L’Unédic anticipe « 900.000 emplois salariés détruits » fin 2020 par rapport à fin 2019

PARIS, 18 juin 2020 (AFP) – L’Unédic, qui gère le régime d’assurance-chômage, anticipe la destruction de 900.000 emplois fin 2020 par rapport au 4e trimestre 2019, ce qui entraînerait l’indemnisation de 630.000 demandeurs d’emplois supplémentaires, a-t-elle indiqué jeudi dans un communiqué.

Selon ses prévisions, l’Unédic enregistrera un déficit de 25,7 milliards d’euros à la fin 2020, d’une « ampleur inédite », et une dette de 63,1 milliards.

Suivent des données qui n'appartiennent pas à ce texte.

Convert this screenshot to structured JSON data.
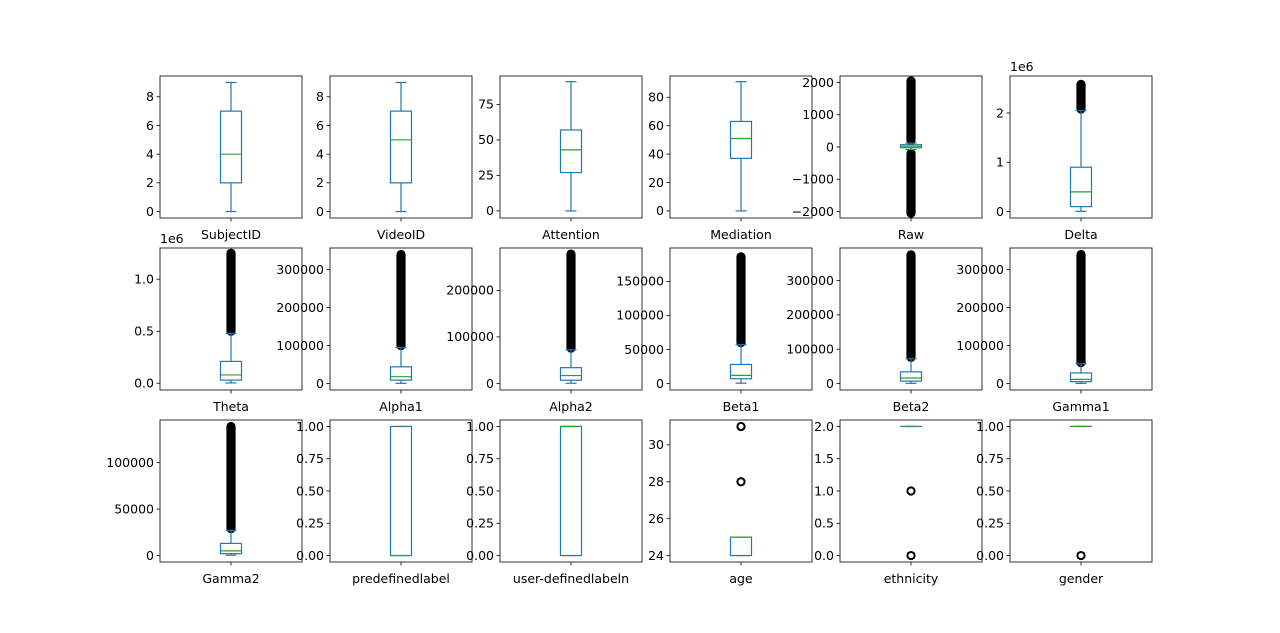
{
  "colors": {
    "box": "#1f77b4",
    "median": "#2ca02c",
    "flier": "#000000",
    "axis": "#000000"
  },
  "chart_data": [
    {
      "type": "box",
      "xlabel": "SubjectID",
      "ylim": [
        -0.45,
        9.45
      ],
      "ticks": [
        0,
        2,
        4,
        6,
        8
      ],
      "tick_labels": [
        "0",
        "2",
        "4",
        "6",
        "8"
      ],
      "offset_label": "",
      "whislo": 0,
      "q1": 2,
      "med": 4,
      "q3": 7,
      "whishi": 9,
      "fliers": []
    },
    {
      "type": "box",
      "xlabel": "VideoID",
      "ylim": [
        -0.45,
        9.45
      ],
      "ticks": [
        0,
        2,
        4,
        6,
        8
      ],
      "tick_labels": [
        "0",
        "2",
        "4",
        "6",
        "8"
      ],
      "offset_label": "",
      "whislo": 0,
      "q1": 2,
      "med": 5,
      "q3": 7,
      "whishi": 9,
      "fliers": []
    },
    {
      "type": "box",
      "xlabel": "Attention",
      "ylim": [
        -5,
        95
      ],
      "ticks": [
        0,
        25,
        50,
        75
      ],
      "tick_labels": [
        "0",
        "25",
        "50",
        "75"
      ],
      "offset_label": "",
      "whislo": 0,
      "q1": 27,
      "med": 43,
      "q3": 57,
      "whishi": 91,
      "fliers": []
    },
    {
      "type": "box",
      "xlabel": "Mediation",
      "ylim": [
        -5,
        95
      ],
      "ticks": [
        0,
        20,
        40,
        60,
        80
      ],
      "tick_labels": [
        "0",
        "20",
        "40",
        "60",
        "80"
      ],
      "offset_label": "",
      "whislo": 0,
      "q1": 37,
      "med": 51,
      "q3": 63,
      "whishi": 91,
      "fliers": []
    },
    {
      "type": "box",
      "xlabel": "Raw",
      "ylim": [
        -2200,
        2200
      ],
      "ticks": [
        -2000,
        -1000,
        0,
        1000,
        2000
      ],
      "tick_labels": [
        "−2000",
        "−1000",
        "0",
        "1000",
        "2000"
      ],
      "offset_label": "",
      "whislo": -80,
      "q1": -20,
      "med": 25,
      "q3": 70,
      "whishi": 120,
      "fliers": [],
      "flier_band": [
        [
          -2048,
          -200
        ],
        [
          200,
          2047
        ]
      ]
    },
    {
      "type": "box",
      "xlabel": "Delta",
      "ylim": [
        -0.13,
        2.75
      ],
      "ticks": [
        0,
        1,
        2
      ],
      "tick_labels": [
        "0",
        "1",
        "2"
      ],
      "offset_label": "1e6",
      "whislo": 0.005,
      "q1": 0.1,
      "med": 0.4,
      "q3": 0.9,
      "whishi": 2.05,
      "fliers": [],
      "flier_band": [
        [
          2.08,
          2.58
        ]
      ]
    },
    {
      "type": "box",
      "xlabel": "Theta",
      "ylim": [
        -0.065,
        1.3
      ],
      "ticks": [
        0,
        0.5,
        1
      ],
      "tick_labels": [
        "0.0",
        "0.5",
        "1.0"
      ],
      "offset_label": "1e6",
      "whislo": 0.003,
      "q1": 0.03,
      "med": 0.08,
      "q3": 0.21,
      "whishi": 0.48,
      "fliers": [],
      "flier_band": [
        [
          0.5,
          1.25
        ]
      ]
    },
    {
      "type": "box",
      "xlabel": "Alpha1",
      "ylim": [
        -17000,
        357000
      ],
      "ticks": [
        0,
        100000,
        200000,
        300000
      ],
      "tick_labels": [
        "0",
        "100000",
        "200000",
        "300000"
      ],
      "offset_label": "",
      "whislo": 500,
      "q1": 9000,
      "med": 18000,
      "q3": 44000,
      "whishi": 95000,
      "fliers": [],
      "flier_band": [
        [
          100000,
          340000
        ]
      ]
    },
    {
      "type": "box",
      "xlabel": "Alpha2",
      "ylim": [
        -14000,
        291000
      ],
      "ticks": [
        0,
        100000,
        200000
      ],
      "tick_labels": [
        "0",
        "100000",
        "200000"
      ],
      "offset_label": "",
      "whislo": 500,
      "q1": 7000,
      "med": 17000,
      "q3": 34000,
      "whishi": 72000,
      "fliers": [],
      "flier_band": [
        [
          76000,
          278000
        ]
      ]
    },
    {
      "type": "box",
      "xlabel": "Beta1",
      "ylim": [
        -9500,
        199000
      ],
      "ticks": [
        0,
        50000,
        100000,
        150000
      ],
      "tick_labels": [
        "0",
        "50000",
        "100000",
        "150000"
      ],
      "offset_label": "",
      "whislo": 500,
      "q1": 7000,
      "med": 12000,
      "q3": 28000,
      "whishi": 57000,
      "fliers": [],
      "flier_band": [
        [
          60000,
          186000
        ]
      ]
    },
    {
      "type": "box",
      "xlabel": "Beta2",
      "ylim": [
        -19000,
        395000
      ],
      "ticks": [
        0,
        100000,
        200000,
        300000
      ],
      "tick_labels": [
        "0",
        "100000",
        "200000",
        "300000"
      ],
      "offset_label": "",
      "whislo": 500,
      "q1": 7000,
      "med": 16000,
      "q3": 34000,
      "whishi": 72000,
      "fliers": [],
      "flier_band": [
        [
          76000,
          375000
        ]
      ]
    },
    {
      "type": "box",
      "xlabel": "Gamma1",
      "ylim": [
        -17000,
        357000
      ],
      "ticks": [
        0,
        100000,
        200000,
        300000
      ],
      "tick_labels": [
        "0",
        "100000",
        "200000",
        "300000"
      ],
      "offset_label": "",
      "whislo": 500,
      "q1": 5000,
      "med": 11000,
      "q3": 28000,
      "whishi": 52000,
      "fliers": [],
      "flier_band": [
        [
          55000,
          340000
        ]
      ]
    },
    {
      "type": "box",
      "xlabel": "Gamma2",
      "ylim": [
        -7000,
        146000
      ],
      "ticks": [
        0,
        50000,
        100000
      ],
      "tick_labels": [
        "0",
        "50000",
        "100000"
      ],
      "offset_label": "",
      "whislo": 300,
      "q1": 2000,
      "med": 5000,
      "q3": 13000,
      "whishi": 27000,
      "fliers": [],
      "flier_band": [
        [
          29000,
          139000
        ]
      ]
    },
    {
      "type": "box",
      "xlabel": "predefinedlabel",
      "ylim": [
        -0.05,
        1.05
      ],
      "ticks": [
        0,
        0.25,
        0.5,
        0.75,
        1
      ],
      "tick_labels": [
        "0.00",
        "0.25",
        "0.50",
        "0.75",
        "1.00"
      ],
      "offset_label": "",
      "whislo": 0,
      "q1": 0,
      "med": 0,
      "q3": 1,
      "whishi": 1,
      "fliers": []
    },
    {
      "type": "box",
      "xlabel": "user-definedlabeln",
      "ylim": [
        -0.05,
        1.05
      ],
      "ticks": [
        0,
        0.25,
        0.5,
        0.75,
        1
      ],
      "tick_labels": [
        "0.00",
        "0.25",
        "0.50",
        "0.75",
        "1.00"
      ],
      "offset_label": "",
      "whislo": 0,
      "q1": 0,
      "med": 1,
      "q3": 1,
      "whishi": 1,
      "fliers": []
    },
    {
      "type": "box",
      "xlabel": "age",
      "ylim": [
        23.65,
        31.35
      ],
      "ticks": [
        24,
        26,
        28,
        30
      ],
      "tick_labels": [
        "24",
        "26",
        "28",
        "30"
      ],
      "offset_label": "",
      "whislo": 24,
      "q1": 24,
      "med": 25,
      "q3": 25,
      "whishi": 25,
      "fliers": [
        28,
        31
      ]
    },
    {
      "type": "box",
      "xlabel": "ethnicity",
      "ylim": [
        -0.1,
        2.1
      ],
      "ticks": [
        0,
        0.5,
        1,
        1.5,
        2
      ],
      "tick_labels": [
        "0.0",
        "0.5",
        "1.0",
        "1.5",
        "2.0"
      ],
      "offset_label": "",
      "whislo": 2,
      "q1": 2,
      "med": 2,
      "q3": 2,
      "whishi": 2,
      "fliers": [
        0,
        1
      ]
    },
    {
      "type": "box",
      "xlabel": "gender",
      "ylim": [
        -0.05,
        1.05
      ],
      "ticks": [
        0,
        0.25,
        0.5,
        0.75,
        1
      ],
      "tick_labels": [
        "0.00",
        "0.25",
        "0.50",
        "0.75",
        "1.00"
      ],
      "offset_label": "",
      "whislo": 1,
      "q1": 1,
      "med": 1,
      "q3": 1,
      "whishi": 1,
      "fliers": [
        0
      ]
    }
  ]
}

Celle-ci est liée pour moitié au financement du dispositif de chômage partiel, et pour 29% à l’augmentation des dépenses d’allocations chômage et 19% aux reports de cotisations.

L’Unédic finance le tiers du dispositif d’activité partielle, le reste étant financé par l’État. La dette avait déjà grimpé de 36,8 milliards fin décembre 2019 à 42,6 milliards au 23 avril, en raison du recours massif au chômage partiel depuis le confinement à la mi-mars.

Depuis cette date, le solde de l’assurance chômage s’est dégradé de 11,5 milliards d’euros.

Pour se financer, l’Unédic a dû procéder à deux émissions d’obligations sociales à moyen terme, qui lui ont permis de lever « 8 milliards d’euros ».

« L’assurance chômage est traditionnellement quatre fois plus impactée dans ses finances par une crise que d’autres régimes de protection sociale, qui ne sont affectés que sur le volet recettes », a aussi rappelé l’Unédic.

– Hausse de 43% des dépenses –

« La question de la soutenabilité de la dette à moyen et long terme et de sa structure doit se poser, tout comme la pérennité et le fonctionnement de ce dispositif (chômage partiel, ndlr) qui ne dispose pas de recettes. Il appartient aux partenaires sociaux et au gouvernement de se prononcer », a estimé Éric Le Jaouen, président de l’Unédic, cité dans le communiqué.

En 2020, les dépenses d’assurance chômage progresseraient de 17,7 milliards d’euros, et « avoisineraient 59 milliards », une hausse de 43% par rapport à 2019.

Les recettes, issues des cotisations sociales, seraient, elles, en baisse de 16% par rapport à 2019, à 33 milliards d’euros.

Devant la perspective de 900.000 emplois détruits à la fin de l’année, la CGT a jugé ces prévisions « catastrophiques ». « Un double risque se profile : l’aggravation du chômage et le chantage à la dette pour faire baisser les droits sociaux », craint le syndicat.

A noter que le premier trimestre 2020 avait vu la destruction de 497.400 emplois dans le privé, soit une baisse de 2,5% provoquée par un effondrement de 40% de l’intérim, du fait du confinement, selon les chiffres de l’Insee.